As a case in point — you have multiple print outs of past sessions in the black box. What will you ever use them for? You have stacks of old e-mails, many stacks sorted roughly by subject matter. But how likely is it that these will ever be useful? You keep endless e-mails on your computer, often sorted. Printed out or not, how likely are they to help you? There is information to be saved for its beauty or peculiar nature — photographs, e-mails from friends, say. There is information that sparked an idea in you. Other information provided evidence you think you may someday use. You can see that these are three different things.

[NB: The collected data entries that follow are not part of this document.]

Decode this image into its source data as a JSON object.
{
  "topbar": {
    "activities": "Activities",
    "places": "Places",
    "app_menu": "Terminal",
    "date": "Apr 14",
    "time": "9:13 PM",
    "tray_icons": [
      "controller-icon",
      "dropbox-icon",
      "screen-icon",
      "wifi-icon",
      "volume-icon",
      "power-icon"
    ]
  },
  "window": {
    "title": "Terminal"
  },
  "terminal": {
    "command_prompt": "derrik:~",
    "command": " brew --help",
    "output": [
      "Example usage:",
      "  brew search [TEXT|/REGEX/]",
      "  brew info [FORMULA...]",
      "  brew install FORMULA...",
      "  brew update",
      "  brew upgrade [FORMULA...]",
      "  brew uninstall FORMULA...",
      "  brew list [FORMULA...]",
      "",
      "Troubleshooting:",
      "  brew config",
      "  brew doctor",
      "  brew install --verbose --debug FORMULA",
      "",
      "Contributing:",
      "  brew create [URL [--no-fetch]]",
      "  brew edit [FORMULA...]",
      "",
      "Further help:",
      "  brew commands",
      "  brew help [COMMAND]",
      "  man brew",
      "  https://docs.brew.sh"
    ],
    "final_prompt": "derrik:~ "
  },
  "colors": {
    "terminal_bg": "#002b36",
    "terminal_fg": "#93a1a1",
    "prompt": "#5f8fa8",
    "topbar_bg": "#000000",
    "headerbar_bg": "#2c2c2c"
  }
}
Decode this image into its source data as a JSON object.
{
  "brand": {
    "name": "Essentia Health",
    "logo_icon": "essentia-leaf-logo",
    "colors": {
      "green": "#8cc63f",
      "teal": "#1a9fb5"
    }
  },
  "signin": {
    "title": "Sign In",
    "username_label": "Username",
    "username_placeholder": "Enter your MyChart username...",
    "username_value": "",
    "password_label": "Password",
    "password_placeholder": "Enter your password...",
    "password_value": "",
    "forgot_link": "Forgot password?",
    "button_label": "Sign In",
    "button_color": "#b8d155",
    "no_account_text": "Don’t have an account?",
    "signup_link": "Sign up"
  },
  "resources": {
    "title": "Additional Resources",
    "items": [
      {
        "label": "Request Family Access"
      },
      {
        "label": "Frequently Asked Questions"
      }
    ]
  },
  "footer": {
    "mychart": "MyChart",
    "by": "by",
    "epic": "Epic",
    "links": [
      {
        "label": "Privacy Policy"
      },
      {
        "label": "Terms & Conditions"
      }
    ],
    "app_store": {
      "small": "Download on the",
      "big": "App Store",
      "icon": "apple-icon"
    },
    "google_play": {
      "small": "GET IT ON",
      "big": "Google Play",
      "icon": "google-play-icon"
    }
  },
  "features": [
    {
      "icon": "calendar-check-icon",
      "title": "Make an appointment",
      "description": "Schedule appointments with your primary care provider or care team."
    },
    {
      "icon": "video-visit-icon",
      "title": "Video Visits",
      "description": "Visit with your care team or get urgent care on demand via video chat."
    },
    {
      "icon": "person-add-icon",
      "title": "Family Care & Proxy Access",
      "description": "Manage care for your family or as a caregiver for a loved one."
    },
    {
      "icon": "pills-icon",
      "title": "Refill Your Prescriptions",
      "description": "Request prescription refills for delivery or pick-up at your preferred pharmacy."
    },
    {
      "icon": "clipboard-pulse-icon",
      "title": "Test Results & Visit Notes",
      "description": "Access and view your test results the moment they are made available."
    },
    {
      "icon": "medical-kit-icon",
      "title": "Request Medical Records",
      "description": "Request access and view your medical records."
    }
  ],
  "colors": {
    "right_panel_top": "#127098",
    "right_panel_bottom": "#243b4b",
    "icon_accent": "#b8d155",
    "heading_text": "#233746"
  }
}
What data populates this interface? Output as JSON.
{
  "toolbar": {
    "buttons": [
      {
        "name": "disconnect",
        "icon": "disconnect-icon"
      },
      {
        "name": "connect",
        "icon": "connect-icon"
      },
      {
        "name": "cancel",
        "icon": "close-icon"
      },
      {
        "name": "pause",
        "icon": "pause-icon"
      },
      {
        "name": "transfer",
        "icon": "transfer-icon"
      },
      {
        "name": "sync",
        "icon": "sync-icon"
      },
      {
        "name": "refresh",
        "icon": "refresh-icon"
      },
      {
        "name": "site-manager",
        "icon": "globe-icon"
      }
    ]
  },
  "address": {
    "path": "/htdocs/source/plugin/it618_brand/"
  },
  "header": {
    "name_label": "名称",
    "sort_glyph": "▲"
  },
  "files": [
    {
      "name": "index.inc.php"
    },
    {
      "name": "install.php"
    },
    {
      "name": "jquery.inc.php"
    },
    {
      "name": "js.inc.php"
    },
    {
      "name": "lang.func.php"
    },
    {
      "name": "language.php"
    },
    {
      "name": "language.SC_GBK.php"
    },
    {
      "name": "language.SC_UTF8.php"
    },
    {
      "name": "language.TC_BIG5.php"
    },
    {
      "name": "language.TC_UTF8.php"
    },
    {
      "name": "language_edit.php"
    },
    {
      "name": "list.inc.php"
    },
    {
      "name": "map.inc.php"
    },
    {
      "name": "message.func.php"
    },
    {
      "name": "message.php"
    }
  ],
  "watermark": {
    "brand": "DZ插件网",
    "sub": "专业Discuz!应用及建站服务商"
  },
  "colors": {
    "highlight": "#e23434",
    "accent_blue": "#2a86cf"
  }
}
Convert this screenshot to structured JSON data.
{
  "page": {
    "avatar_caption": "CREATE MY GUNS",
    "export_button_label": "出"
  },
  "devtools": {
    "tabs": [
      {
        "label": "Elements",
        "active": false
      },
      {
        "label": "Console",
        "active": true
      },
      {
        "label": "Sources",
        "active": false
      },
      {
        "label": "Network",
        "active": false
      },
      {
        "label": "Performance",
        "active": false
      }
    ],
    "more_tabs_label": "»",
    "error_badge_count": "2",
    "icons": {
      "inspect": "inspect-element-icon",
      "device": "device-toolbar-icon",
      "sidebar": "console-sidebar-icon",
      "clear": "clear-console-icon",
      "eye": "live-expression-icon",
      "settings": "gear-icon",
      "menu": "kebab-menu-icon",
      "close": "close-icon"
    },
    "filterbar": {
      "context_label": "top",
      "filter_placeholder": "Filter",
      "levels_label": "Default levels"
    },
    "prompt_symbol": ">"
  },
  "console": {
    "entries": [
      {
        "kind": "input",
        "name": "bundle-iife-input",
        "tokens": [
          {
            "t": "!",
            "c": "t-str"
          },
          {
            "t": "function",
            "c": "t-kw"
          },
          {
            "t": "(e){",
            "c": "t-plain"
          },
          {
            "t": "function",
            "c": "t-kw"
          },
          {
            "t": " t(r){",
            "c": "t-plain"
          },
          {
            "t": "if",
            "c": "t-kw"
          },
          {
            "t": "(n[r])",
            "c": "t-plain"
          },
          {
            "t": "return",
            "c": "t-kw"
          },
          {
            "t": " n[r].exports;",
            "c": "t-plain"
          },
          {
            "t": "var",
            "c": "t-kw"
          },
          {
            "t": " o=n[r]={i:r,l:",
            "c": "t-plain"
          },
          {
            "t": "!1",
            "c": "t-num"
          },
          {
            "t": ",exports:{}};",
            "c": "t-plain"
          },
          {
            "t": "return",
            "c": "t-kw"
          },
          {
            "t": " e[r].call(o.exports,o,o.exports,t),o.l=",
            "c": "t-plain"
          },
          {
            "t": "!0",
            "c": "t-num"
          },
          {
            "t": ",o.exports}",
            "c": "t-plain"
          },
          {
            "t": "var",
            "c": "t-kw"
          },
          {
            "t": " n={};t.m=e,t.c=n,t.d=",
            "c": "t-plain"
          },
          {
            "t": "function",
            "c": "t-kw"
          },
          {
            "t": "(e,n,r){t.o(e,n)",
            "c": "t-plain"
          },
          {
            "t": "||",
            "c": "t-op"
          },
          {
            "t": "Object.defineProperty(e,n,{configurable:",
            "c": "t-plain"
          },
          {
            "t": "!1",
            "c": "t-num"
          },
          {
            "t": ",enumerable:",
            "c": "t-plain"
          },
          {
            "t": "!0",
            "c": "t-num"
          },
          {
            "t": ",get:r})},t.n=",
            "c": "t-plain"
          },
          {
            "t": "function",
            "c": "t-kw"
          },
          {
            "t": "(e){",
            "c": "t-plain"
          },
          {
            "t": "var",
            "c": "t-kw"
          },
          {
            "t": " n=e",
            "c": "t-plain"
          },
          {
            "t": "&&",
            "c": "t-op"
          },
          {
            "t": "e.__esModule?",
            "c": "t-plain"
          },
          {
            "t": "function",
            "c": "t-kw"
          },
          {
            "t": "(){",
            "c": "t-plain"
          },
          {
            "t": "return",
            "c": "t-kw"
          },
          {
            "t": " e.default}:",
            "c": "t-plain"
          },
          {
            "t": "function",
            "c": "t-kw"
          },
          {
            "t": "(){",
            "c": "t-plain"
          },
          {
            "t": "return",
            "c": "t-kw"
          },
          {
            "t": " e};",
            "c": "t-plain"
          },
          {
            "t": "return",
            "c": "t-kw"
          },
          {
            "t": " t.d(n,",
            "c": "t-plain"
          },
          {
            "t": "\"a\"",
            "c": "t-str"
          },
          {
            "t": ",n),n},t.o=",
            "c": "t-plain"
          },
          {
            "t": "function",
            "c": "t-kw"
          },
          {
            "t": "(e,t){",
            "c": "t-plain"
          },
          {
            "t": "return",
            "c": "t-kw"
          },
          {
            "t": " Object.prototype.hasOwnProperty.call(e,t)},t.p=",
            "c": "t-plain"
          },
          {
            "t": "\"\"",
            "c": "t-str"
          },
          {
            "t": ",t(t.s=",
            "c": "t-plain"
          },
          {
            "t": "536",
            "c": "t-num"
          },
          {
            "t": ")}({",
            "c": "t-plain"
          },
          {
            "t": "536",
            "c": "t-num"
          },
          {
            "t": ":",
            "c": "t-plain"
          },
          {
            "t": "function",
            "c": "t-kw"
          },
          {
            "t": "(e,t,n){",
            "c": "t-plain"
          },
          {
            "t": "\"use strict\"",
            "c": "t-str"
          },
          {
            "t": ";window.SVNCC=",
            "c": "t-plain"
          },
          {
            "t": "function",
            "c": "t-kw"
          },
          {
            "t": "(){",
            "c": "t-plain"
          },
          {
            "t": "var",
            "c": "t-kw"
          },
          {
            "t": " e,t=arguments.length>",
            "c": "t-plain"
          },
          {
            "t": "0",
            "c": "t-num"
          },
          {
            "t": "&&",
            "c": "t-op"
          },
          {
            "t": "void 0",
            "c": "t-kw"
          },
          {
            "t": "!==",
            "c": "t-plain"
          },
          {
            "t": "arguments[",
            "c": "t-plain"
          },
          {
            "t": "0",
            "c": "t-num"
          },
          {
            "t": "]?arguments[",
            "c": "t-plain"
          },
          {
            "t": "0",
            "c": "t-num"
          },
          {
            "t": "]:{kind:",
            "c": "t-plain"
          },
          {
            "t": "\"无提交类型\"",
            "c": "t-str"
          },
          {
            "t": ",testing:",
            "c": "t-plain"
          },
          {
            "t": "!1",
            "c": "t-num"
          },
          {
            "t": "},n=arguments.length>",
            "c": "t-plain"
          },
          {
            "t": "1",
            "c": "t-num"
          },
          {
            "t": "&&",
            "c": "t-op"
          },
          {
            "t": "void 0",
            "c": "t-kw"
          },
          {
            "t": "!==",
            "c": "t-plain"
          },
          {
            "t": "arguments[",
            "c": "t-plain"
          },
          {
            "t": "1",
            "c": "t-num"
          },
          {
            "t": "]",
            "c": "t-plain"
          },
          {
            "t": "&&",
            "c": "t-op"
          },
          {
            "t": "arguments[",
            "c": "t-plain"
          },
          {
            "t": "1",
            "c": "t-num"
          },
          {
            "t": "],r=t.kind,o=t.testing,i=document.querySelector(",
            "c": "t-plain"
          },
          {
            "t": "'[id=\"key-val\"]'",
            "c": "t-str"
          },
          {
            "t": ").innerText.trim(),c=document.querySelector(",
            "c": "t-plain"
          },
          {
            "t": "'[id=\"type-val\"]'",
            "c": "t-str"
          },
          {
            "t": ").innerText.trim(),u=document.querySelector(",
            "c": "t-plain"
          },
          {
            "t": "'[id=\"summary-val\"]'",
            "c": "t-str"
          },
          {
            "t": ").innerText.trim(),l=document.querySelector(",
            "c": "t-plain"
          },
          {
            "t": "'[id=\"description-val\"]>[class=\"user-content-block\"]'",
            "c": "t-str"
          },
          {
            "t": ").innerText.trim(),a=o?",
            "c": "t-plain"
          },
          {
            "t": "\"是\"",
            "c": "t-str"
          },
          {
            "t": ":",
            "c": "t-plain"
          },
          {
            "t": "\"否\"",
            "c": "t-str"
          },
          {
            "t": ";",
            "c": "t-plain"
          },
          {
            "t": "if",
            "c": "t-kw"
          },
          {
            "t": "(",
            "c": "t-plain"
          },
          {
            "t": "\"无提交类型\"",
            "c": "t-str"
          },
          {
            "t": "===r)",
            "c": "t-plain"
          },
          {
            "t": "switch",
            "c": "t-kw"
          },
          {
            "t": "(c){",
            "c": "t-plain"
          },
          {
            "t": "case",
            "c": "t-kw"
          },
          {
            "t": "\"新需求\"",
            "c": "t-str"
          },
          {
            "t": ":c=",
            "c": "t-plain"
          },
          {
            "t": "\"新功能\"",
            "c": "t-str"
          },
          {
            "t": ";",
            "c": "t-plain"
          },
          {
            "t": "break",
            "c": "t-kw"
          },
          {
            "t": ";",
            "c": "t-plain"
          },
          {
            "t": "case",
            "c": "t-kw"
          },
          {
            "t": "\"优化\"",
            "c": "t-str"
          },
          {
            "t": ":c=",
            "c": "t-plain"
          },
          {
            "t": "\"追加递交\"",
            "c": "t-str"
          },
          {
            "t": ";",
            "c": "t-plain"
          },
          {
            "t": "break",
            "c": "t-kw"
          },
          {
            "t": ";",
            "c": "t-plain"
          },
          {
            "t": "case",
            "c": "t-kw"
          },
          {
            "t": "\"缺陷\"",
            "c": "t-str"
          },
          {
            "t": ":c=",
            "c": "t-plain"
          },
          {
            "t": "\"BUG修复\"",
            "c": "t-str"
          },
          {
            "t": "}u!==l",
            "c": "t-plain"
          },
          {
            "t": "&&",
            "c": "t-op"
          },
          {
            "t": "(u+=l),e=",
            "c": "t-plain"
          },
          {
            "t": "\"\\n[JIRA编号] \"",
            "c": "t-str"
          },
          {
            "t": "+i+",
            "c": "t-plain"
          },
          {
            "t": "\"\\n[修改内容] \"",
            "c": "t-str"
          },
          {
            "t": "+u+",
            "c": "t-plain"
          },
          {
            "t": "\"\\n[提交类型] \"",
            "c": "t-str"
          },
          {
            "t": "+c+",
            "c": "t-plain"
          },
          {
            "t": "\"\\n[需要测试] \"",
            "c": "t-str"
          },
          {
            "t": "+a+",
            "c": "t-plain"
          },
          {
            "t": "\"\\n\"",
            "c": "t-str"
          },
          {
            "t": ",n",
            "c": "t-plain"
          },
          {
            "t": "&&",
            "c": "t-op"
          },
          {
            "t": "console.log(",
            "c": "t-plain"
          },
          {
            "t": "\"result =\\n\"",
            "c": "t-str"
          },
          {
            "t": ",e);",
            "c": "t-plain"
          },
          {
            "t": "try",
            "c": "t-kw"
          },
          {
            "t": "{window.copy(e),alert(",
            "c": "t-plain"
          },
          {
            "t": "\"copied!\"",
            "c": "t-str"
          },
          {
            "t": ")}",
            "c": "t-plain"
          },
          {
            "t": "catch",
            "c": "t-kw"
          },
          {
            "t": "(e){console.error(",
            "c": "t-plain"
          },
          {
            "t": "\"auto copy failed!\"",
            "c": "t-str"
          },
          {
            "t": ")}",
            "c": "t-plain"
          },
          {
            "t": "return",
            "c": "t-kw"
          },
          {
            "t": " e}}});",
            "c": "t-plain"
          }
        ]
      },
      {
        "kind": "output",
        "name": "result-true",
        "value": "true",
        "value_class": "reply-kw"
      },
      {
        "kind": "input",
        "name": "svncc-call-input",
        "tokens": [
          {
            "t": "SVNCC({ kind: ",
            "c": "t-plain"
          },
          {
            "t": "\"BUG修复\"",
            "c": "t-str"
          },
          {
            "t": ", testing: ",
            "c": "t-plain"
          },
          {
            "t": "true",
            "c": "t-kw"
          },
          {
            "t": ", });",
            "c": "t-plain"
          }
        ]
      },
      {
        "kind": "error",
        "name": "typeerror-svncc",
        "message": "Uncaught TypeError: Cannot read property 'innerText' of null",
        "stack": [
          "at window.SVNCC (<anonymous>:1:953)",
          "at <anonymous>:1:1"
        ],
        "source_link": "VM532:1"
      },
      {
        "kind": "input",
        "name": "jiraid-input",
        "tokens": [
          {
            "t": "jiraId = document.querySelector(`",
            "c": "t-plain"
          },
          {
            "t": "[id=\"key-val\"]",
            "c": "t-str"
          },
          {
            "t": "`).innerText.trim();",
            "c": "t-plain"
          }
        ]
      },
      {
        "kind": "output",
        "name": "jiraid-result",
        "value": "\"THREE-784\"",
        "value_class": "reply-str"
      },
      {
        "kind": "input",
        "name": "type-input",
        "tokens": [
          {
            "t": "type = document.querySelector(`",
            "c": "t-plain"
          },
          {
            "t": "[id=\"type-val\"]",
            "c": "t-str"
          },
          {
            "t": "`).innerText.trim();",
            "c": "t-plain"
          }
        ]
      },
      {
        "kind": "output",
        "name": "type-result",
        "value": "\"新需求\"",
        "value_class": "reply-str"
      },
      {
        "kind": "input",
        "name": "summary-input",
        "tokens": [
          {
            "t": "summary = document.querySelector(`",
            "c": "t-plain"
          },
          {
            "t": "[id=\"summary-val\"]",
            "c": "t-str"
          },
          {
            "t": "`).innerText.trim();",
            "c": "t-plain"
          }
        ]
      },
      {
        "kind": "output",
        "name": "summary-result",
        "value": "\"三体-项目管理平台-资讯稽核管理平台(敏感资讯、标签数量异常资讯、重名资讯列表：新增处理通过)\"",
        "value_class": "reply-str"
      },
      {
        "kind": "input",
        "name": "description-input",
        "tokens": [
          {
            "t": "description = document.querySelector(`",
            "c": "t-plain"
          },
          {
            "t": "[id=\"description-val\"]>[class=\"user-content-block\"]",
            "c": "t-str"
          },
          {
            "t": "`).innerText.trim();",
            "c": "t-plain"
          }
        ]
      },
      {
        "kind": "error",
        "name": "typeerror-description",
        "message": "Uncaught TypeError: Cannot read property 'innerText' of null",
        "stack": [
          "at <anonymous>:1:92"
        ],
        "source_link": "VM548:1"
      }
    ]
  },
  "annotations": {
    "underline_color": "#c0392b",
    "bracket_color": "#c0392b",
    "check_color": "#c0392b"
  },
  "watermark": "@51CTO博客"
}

We can’t — and wouldn’t if we could — provide rules for keeping and discarding. We say only, when you feel the need for greater focus, one step to it is — discard. Sort, cull, discard, make sense of what you have. New material will come to you with every breeze; you needn’t worry that you will run out of material. You will run out of time, though, and we see no particular benefit to anyone in dying with bulging file cabinets and hard drives.

What you assimilate, you bring with you to the other side; that isn’t our point and isn’t for you to worry about. But if you want to function more consciously, to feel yourself and your life less cluttered, the process we’ve outlined is the only way we know to begin.


One thought on “TGU: Focusing and defocusing

  1. Having recently moved from NM to MT, I can comment on sorting. I told my son to thank me for having done the death sort, a Swedish concept, before the move so he wouldn’t have to after I’ve died. That kind of talk generally makes him nervous. I always think I will, but I never regret having sorted.

    I can see how sorting could apply to people and relationships as well.